How have all the factors above been brought together to estimate a fair value?
  • The assumed bearish price target for Adani Energy Solutions is ₹1100.0, which represents the lowest price target estimate amongst analysts. This valuation is based on what can be assumed as the expectations of Adani Energy Solutions's future earnings growth, profit margins and other risk factors from analysts on the more bearish end of the spectrum.
  • However, there is a degree of disagreement amongst analysts, with the most bullish reporting a price target of ₹1690.0, and the most bearish reporting a price target of just ₹1100.0.
  • In order for you to agree with the bearish analysts, you'd need to believe that by 2028, revenues will be ₹333.9 billion, earnings will come to ₹28.1 billion, and it would be trading on a PE ratio of 82.5x, assuming you use a discount rate of 12.7%.
  • Given the current share price of ₹775.8, the bearish analyst price target of ₹1100.0 is 29.5% higher.
  • We always encourage you to reach your own conclusions though. So sense check these analyst numbers against your own assumptions and expectations based on your understanding of the business and what you believe is probable.

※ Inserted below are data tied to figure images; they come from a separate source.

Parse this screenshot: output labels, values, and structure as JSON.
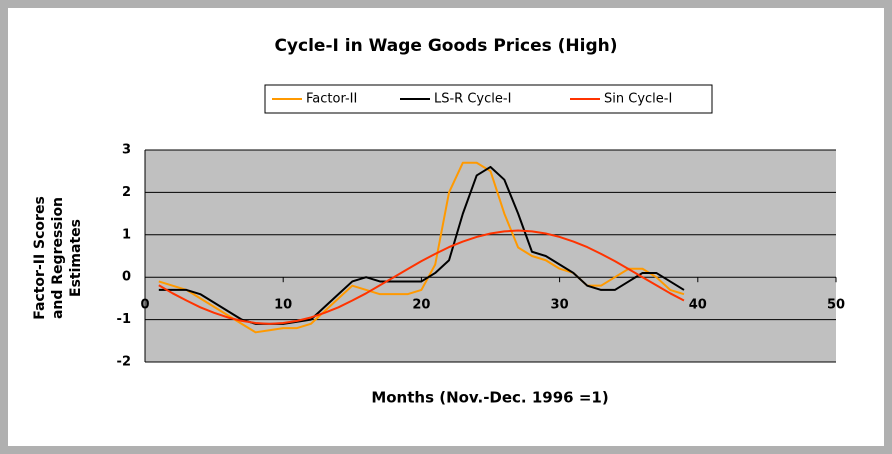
{
  "chart_data": {
    "type": "line",
    "title": "Cycle-I in Wage Goods Prices (High)",
    "x_label": "Months (Nov.-Dec. 1996 =1)",
    "y_label": [
      "Factor-II Scores",
      "and Regression",
      "Estimates"
    ],
    "x": [
      1,
      2,
      3,
      4,
      5,
      6,
      7,
      8,
      9,
      10,
      11,
      12,
      13,
      14,
      15,
      16,
      17,
      18,
      19,
      20,
      21,
      22,
      23,
      24,
      25,
      26,
      27,
      28,
      29,
      30,
      31,
      32,
      33,
      34,
      35,
      36,
      37,
      38,
      39
    ],
    "series": [
      {
        "name": "Factor-II",
        "color": "#ff9900",
        "values": [
          -0.1,
          -0.2,
          -0.3,
          -0.5,
          -0.7,
          -0.9,
          -1.1,
          -1.3,
          -1.25,
          -1.2,
          -1.2,
          -1.1,
          -0.8,
          -0.5,
          -0.2,
          -0.3,
          -0.4,
          -0.4,
          -0.4,
          -0.3,
          0.3,
          2.0,
          2.7,
          2.7,
          2.5,
          1.5,
          0.7,
          0.5,
          0.4,
          0.2,
          0.1,
          -0.2,
          -0.2,
          0,
          0.2,
          0.2,
          0,
          -0.3,
          -0.4
        ]
      },
      {
        "name": "LS-R Cycle-I",
        "color": "#000000",
        "values": [
          -0.3,
          -0.3,
          -0.3,
          -0.4,
          -0.6,
          -0.8,
          -1.0,
          -1.1,
          -1.1,
          -1.1,
          -1.05,
          -1.0,
          -0.7,
          -0.4,
          -0.1,
          0,
          -0.1,
          -0.1,
          -0.1,
          -0.1,
          0.1,
          0.4,
          1.5,
          2.4,
          2.6,
          2.3,
          1.5,
          0.6,
          0.5,
          0.3,
          0.1,
          -0.2,
          -0.3,
          -0.3,
          -0.1,
          0.1,
          0.1,
          -0.1,
          -0.3
        ]
      },
      {
        "name": "Sin Cycle-I",
        "color": "#ff3300",
        "values": [
          -0.19,
          -0.38,
          -0.55,
          -0.71,
          -0.84,
          -0.95,
          -1.03,
          -1.08,
          -1.1,
          -1.08,
          -1.03,
          -0.95,
          -0.84,
          -0.71,
          -0.55,
          -0.38,
          -0.19,
          0,
          0.19,
          0.38,
          0.55,
          0.71,
          0.84,
          0.95,
          1.03,
          1.08,
          1.1,
          1.08,
          1.03,
          0.95,
          0.84,
          0.71,
          0.55,
          0.38,
          0.19,
          0,
          -0.19,
          -0.38,
          -0.55
        ]
      }
    ],
    "xlim": [
      0,
      50
    ],
    "xticks": [
      0,
      10,
      20,
      30,
      40,
      50
    ],
    "ylim": [
      -2,
      3
    ],
    "yticks": [
      -2,
      -1,
      0,
      1,
      2,
      3
    ],
    "grid": true,
    "plot_background": "#c0c0c0"
  }
}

How well do narratives help inform your perspective?

Disclaimer

AnalystLowTarget is a tool utilizing a Large Language Model (LLM) that ingests data on consensus price targets, forecasted revenue and earnings figures, as well as the transcripts of earnings calls to produce qualitative analysis. The narratives produced by AnalystLowTarget are general in nature and are based solely on analyst data and publicly-available material published by the respective companies. These scenarios are not indicative of the company's future performance and are exploratory in nature. Simply Wall St has no position in the company(s) mentioned. Simply Wall St may provide the securities issuer or related entities with website advertising services for a fee, on an arm's length basis. These relationships have no impact on the way we conduct our business, the content we host, or how our content is served to users. The price targets and estimates used are consensus data, and do not constitute a recommendation to buy or sell any stock, and they do not take account of your objectives, or your financial situation. Note that AnalystLowTarget's analysis may not factor in the latest price-sensitive company announcements or qualitative material.